Boot Hockey with a beach ball is a favorite of the Williamson family. Play it on the grass with rain boots on. Frisbee Golf gets cheers from the kids too. Have the kids throw their Frisbees at markers on trees or fences. If they miss, they take their next shot from the place where their Frisbee landed.
Life Raft – Divide the kids into two teams and lay two towels on the ground. Each team has to huddle on the towel without touching the ground. Fold the towel in half each time they finish and watch the human pyramids go up.
Scavenger Hunt – Give each team a list of things to find and a time limit. Include some things the children will be able to easily find as well as some they will have to create. For example: one wet towel, five small stones, three dandelions, eight homemade cookies and four red rubber bands. Give points for creativity.
At the end of the day everyone gets a prize. Be creative and think up some unusual bests: most goosebumps, ate the most watermelon, made the biggest splashes.
Just For One or Two
When Penny Martin's two boys, ages 4 and 6, whine "I'm bored," she reaches back into her memory of the childhood games she played on the family farm with her siblings and cousins. Card games build math and memory skills. Crazy Eights, Rummy, War and Solitaire top their list. She also plays marbles with her children to develop fine motor skills.
They play old favorites like ringer (drawing a circle and shooting marbles in the circle), castles (knocking your partner's castles down), and spannies (shooting and trying to get opponents marble). Try hangman, tic-tac-toe and jacks with your children when the sun gets too hot. Quiet games are as important as active ones.
Most games can be made from things around the house. Get them started and let them go. Encourage them to stretch their imagination, and they'll keep their minds and bodies active, learning without realizing it. And best of all, they won't be saying there's nothing to do.
A few more mom- and kid-tested ideas for beating summer boredom:
- Encourage your child to talk to a grandparent or an elderly neighbor to learn the rules of marbles. Remember pick up sticks? I bet Grandma does. Both will benefit from the encounter.
- Help them make their own games of Bingo or Checkers and then teach them to beat the pants off their friends.

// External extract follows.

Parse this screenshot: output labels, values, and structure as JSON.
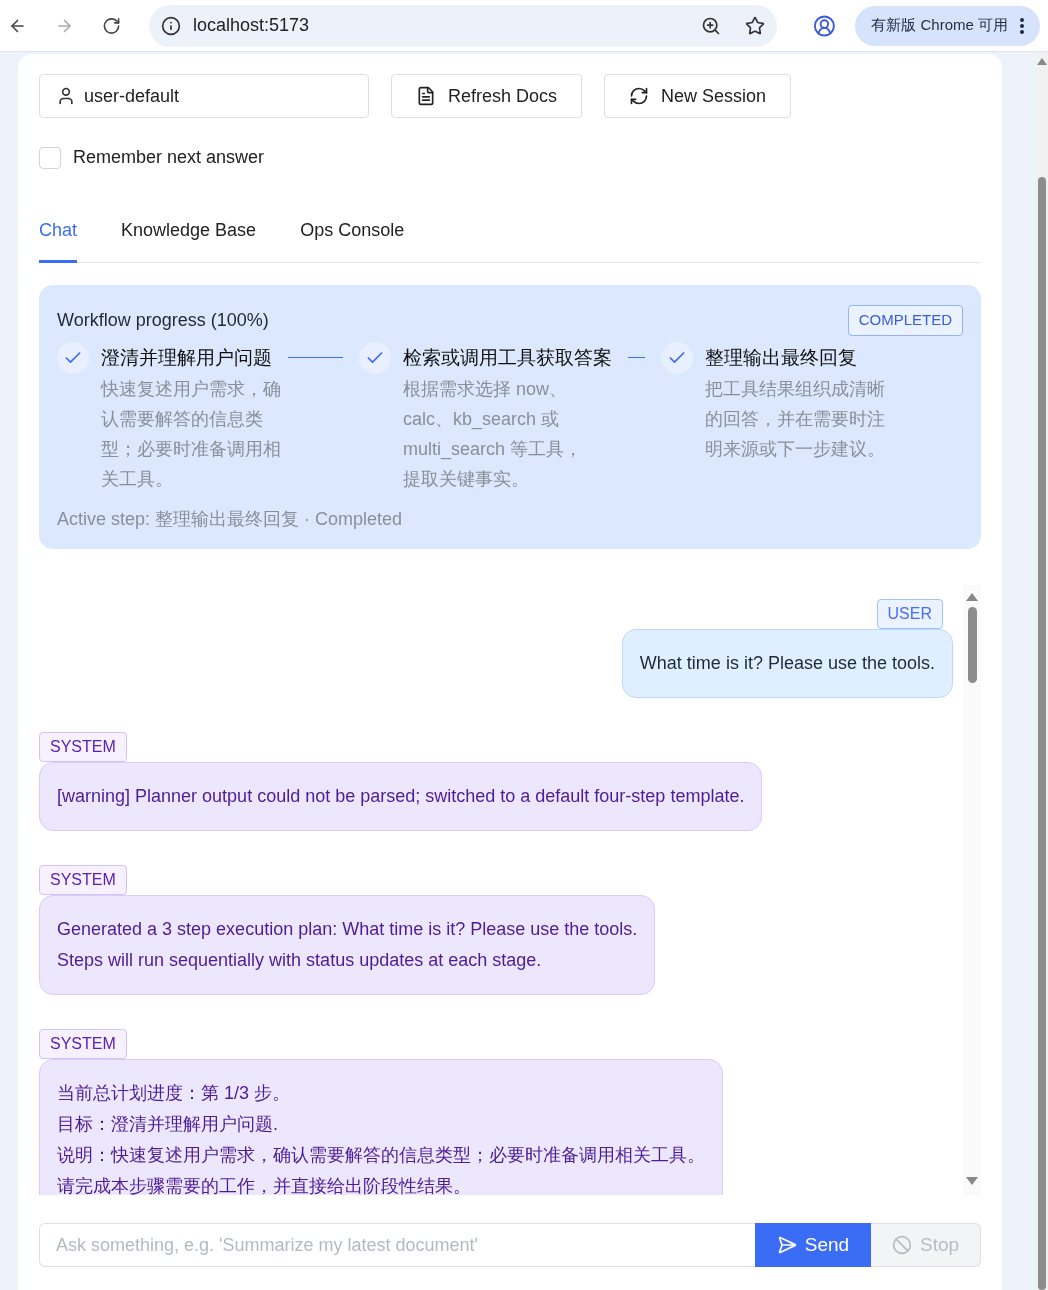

- An old basket tied up to a tree makes a great basketball net and lawn chairs and a blanket are ideal for badminton or volleyball. Any kind of marker will do for a soccer match.
- Don't forget how much fun a tent set up in the backyard can be. Some junk food and an old record player with '45s will keep them amused for hours. Scan those garage sales!
- Let the kids take something apart. An old typewriter, record player or radio are great for building motor skills in little fingers.